Take the Great Hall, which handles pro basketball games and sit-down functions for 4,000 with equal ease. There are floor pockets every 20 feet with computer and video sockets; and the same setup exists in all four exhibition halls (215,000 square feet), the 17,000-square-foot ballroom, the 15 meeting rooms, the rooftop, and outdoor function areas. Need more sockets? Just ask. BCEC opted for an AT&T cabling system that supports snap-on expansion outlets patched through one of four central hubs in each hall. Equipment cupboards, conduit, and cabling were deliberately overbuilt, Robinson says. After three years of system upgrades, the BCEC's most crowded equipment racks are less than half-filled, and the building still has untouched conduit and cable capacity.
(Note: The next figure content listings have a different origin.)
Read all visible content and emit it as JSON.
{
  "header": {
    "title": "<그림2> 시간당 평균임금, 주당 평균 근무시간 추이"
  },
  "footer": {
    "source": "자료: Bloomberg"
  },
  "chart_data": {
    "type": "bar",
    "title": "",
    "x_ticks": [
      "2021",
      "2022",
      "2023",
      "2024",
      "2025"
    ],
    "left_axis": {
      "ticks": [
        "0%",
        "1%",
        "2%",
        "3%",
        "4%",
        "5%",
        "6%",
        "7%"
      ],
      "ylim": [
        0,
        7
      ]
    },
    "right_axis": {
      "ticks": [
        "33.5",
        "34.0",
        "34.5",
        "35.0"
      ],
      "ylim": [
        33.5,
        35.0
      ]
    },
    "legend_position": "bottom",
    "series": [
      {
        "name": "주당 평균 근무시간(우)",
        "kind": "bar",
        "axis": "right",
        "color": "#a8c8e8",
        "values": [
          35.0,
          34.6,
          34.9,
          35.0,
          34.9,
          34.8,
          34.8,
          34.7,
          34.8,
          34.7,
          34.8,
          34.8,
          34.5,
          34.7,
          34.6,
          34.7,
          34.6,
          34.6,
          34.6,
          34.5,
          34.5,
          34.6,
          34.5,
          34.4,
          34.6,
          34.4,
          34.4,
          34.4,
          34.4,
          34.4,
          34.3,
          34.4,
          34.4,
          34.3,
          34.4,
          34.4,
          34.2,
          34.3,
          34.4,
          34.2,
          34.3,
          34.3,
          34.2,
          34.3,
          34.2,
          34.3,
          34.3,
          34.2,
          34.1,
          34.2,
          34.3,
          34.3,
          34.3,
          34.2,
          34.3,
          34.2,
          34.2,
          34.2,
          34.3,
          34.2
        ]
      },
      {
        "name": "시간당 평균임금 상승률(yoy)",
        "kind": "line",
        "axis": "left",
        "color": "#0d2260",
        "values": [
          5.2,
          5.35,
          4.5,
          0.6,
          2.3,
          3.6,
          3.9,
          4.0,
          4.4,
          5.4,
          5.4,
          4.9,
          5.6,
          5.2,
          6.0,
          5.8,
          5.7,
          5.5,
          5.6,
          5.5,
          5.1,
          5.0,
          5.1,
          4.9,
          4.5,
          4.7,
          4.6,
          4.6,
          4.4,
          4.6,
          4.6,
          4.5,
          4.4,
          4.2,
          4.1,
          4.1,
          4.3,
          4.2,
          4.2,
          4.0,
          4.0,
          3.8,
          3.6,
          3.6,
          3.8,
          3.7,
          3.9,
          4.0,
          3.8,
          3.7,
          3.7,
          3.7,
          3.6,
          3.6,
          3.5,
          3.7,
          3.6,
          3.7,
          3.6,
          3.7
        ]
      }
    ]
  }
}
Talk About Multitasking The combination of capacity and flexibility has made BCEC one of the most successful convention centers in the region. Microsoft is one of several high-tech clients that keeps coming back. It attracts new ones, too: The Interna-tional Conference for Information Sys-tems is coming in 2000, in part because Brisbane presented its bid over the Internet. "This is the first time anyone had ever used the Internet to bid for an international convention," says Rob Weber, a computer science professor at the University of Queensland who was recruited by Brisbane to work on the bid. "The deciding committee was able to log on and examine all the details regarding Brisbane's potential as a destination."

Other notable repeat clients include high-profile government and political groups. In March 1998, BCEC hosted the Liberal Party National Convention, the equivalent of hosting a Democratic or Republican national convention for a U.S. convention center. The Center not only ran internal networks for the convention and the Party, it was also host broadcaster for all five of Australia's television networks. Convention sessions were covered live by Center crews, switched and edited in-house, then fed to network studios by fiber-optic cable or microwave for national broadcast.

"We pride ourselves on being able to provide anything a client asks for," says Robinson. "If we don't have it, we go out and buy it--and we haven't had many surprise purchases."